La progressiva riduzione del conflitto come forza individuante per l'universo giovanile è una delle ipotesi tramite cui è possibile interpretare la condizione di quella massa indistinta di giovani che si situa tra i due estremi della devianza e dell'impegno civile e sociale. Si assiste infatti:
- alla riduzione/estinzione di un conflitto verticale con l'autorità familiare o scolastica;
- a una diffusa omogeneità di valori, comportamenti e aspettative del mondo giovanile con quelli degli adulti;
- ad una chiusura dei giovani entro confini circoscritti (a livello territoriale, amicale, scolastico).
Famiglia e figure genitoriali
Viene a mancare, in definitiva, il principio basilare su cui si era costruita l'identità di passate generazioni di giovani, la capacità cioè di pensare possibile, a partire da una contrapposizione, il superamento del mondo dei padri, oggetto di critica sul piano dell'organizzazione economica, politica e relazionale e valoriale.
Al contrario, nella situazione attuale, i conflitti si particolarizzano nell'esperienza circoscritta del quotidiano, la progettualità si appiattisce sul presente (il 37% dei giovani preferisce vivere alla giornata e non pensare al futuro) e, nell'accettazione più o meno incondizionata dei modelli proposti dai genitori, vive e cresce una figura di giovane a-conflittuale.
L'assenza di conflitto generazionale configura una situazione familiare in cui il giovane in un certo senso «sparisce» nella rete delle relazioni familiari (tab. qui sotto).
La famiglia diventa una rete di protezione nei momenti di passaggio, accompagna ed attutisce lo scontro-confronto tra il giovane e la società e, esattamente al contrario di ogni rito di ini ziazione, non isola e non allontana da sé il soggetto al fine di responsabilizzarlo e di renderlo autonomo.
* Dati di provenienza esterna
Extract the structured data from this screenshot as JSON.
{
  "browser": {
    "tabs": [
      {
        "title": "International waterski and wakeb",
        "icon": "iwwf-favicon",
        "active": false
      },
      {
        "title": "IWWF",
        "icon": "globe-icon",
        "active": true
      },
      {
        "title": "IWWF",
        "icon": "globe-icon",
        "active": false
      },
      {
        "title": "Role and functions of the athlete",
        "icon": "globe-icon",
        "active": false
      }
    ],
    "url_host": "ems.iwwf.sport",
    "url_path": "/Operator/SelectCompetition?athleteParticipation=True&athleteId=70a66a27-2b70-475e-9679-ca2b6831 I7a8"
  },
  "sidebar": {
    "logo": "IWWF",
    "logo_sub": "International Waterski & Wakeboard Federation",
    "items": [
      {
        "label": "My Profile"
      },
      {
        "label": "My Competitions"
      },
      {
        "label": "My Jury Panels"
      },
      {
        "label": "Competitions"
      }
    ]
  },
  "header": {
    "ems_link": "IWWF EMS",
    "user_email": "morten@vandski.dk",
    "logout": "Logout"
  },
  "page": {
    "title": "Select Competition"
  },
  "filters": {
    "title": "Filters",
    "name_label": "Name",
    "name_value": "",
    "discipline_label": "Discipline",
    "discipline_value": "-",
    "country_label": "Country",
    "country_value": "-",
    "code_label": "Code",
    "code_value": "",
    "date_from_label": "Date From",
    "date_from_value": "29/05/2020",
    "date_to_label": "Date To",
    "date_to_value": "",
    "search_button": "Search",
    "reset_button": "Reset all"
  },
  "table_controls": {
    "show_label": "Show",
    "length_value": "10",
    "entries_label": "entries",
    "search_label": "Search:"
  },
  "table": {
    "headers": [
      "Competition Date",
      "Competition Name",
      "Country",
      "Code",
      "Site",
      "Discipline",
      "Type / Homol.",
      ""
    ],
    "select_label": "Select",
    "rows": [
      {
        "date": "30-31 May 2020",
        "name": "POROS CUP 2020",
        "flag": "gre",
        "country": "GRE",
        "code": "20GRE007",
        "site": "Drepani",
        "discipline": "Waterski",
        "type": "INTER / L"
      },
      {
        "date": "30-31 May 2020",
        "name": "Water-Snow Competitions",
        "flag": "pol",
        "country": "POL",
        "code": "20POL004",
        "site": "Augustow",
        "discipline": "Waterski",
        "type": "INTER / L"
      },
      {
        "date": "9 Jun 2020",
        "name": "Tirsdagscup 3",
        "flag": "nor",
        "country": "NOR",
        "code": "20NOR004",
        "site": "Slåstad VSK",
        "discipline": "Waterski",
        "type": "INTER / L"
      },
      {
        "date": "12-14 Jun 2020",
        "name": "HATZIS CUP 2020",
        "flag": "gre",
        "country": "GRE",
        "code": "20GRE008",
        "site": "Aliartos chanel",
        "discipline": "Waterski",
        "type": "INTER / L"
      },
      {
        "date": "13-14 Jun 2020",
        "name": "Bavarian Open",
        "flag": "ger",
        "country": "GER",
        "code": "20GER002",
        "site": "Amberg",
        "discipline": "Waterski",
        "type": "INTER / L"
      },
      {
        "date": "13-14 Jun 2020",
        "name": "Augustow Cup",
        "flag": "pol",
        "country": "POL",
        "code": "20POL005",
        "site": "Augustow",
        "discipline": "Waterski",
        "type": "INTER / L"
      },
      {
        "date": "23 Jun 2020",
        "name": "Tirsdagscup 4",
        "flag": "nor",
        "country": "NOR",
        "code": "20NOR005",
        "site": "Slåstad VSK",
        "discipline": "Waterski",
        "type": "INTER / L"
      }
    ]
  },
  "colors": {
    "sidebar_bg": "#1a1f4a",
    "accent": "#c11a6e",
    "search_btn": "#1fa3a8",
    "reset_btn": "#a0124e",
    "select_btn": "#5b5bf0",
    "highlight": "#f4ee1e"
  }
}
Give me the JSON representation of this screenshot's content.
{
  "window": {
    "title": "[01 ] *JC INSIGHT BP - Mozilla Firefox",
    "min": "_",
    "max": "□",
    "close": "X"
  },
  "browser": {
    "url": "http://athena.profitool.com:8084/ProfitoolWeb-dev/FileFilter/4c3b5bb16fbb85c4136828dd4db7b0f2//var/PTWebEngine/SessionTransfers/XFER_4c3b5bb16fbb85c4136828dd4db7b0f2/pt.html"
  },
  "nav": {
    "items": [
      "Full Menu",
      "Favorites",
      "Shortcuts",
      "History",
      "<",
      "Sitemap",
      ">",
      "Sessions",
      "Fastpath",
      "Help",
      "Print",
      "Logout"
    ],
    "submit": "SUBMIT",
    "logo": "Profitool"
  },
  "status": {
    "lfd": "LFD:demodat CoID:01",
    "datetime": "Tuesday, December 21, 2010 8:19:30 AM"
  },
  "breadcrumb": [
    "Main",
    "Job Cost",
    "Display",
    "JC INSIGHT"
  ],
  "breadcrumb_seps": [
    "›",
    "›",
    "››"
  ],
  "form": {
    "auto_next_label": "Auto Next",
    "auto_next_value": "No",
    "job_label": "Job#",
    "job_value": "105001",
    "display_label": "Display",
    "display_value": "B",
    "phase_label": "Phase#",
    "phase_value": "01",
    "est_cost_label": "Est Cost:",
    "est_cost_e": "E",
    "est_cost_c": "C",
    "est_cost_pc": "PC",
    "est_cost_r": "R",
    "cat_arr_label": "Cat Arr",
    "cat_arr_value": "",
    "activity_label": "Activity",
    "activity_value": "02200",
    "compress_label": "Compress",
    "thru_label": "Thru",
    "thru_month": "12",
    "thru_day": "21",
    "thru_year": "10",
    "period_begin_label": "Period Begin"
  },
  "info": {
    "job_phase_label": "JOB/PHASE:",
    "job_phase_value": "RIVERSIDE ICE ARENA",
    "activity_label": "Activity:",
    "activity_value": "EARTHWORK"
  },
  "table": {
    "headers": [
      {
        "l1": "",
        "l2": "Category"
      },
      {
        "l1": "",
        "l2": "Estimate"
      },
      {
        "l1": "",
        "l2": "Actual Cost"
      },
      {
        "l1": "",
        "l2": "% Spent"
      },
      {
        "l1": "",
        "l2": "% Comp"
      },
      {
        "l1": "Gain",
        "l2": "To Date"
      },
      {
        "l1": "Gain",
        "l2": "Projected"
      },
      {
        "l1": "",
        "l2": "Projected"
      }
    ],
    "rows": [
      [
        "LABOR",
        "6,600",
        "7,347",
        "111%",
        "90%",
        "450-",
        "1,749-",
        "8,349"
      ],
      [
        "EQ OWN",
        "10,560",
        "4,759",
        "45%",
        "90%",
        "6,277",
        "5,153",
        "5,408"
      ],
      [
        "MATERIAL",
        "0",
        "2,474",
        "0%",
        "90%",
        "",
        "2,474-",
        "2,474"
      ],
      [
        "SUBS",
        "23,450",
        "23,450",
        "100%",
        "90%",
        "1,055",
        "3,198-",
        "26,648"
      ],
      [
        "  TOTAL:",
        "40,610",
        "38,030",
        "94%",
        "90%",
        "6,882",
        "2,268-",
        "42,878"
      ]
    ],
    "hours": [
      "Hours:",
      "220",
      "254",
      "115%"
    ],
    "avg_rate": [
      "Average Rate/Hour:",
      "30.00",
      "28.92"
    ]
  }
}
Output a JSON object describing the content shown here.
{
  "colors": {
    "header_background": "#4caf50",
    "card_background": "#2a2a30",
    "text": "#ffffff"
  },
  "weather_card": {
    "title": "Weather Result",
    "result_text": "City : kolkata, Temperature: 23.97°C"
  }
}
Al posto della via «per aspera ad astra», che implica difficoltà e sforzo, subentra una logica di accompagnamento deresponsabilizzante: il giovane così formato e protetto non avrà più la forza e l'interesse per rinnovare la società che, in tal modo, favorisce la riproduzione identica di se stessa.
Ma perché il conflitto e la logica del superamento, in qualità di principi individualizzanti per i giovani, sono in via di dissoluzione?
Non ha certo senso, a questo proposito, un'interpretazione che si rifaccia a propensioni caratteriali delle diverse generazioni (generazioni forti e generazioni deboli), così come appare riduttivo ricondurre tutto il discorso alla crisi delle grandi ideologie di trasformazione (elemento che comunque riveste un peso non secondario nel processo che si sta analizzando).
Ciò che ha avuto una funzione importante nel determinare questo stato di cose è stato, con ogni probabilità, lo stesso ricambio generazionale. In altri termini, non va dimenticato che buona parte dei genitori degli attuali giovani è formata da quelle persone che hanno definito la propria identità giovanile tramite i conflitto con i propri genitori e l'adesione a logiche di superamento e rinnovo della società. In quel caso il conflitto verticale si articolava su parametri ben precisi: alla tradizione, alle posizioni politiche reazionarie, all'autoritarismo, alla chiusura all'altro da sé e all'individualismo borghese si contrapponevano la modernità, la volontà di cambiare, l'antiautoritarismo, lo spirito libertario e il collettivismo. Di qui originò una precisa fisionomia della condizione giovanile come antitesi al mondo dei padri: il nemico era chiaro e riconoscibile.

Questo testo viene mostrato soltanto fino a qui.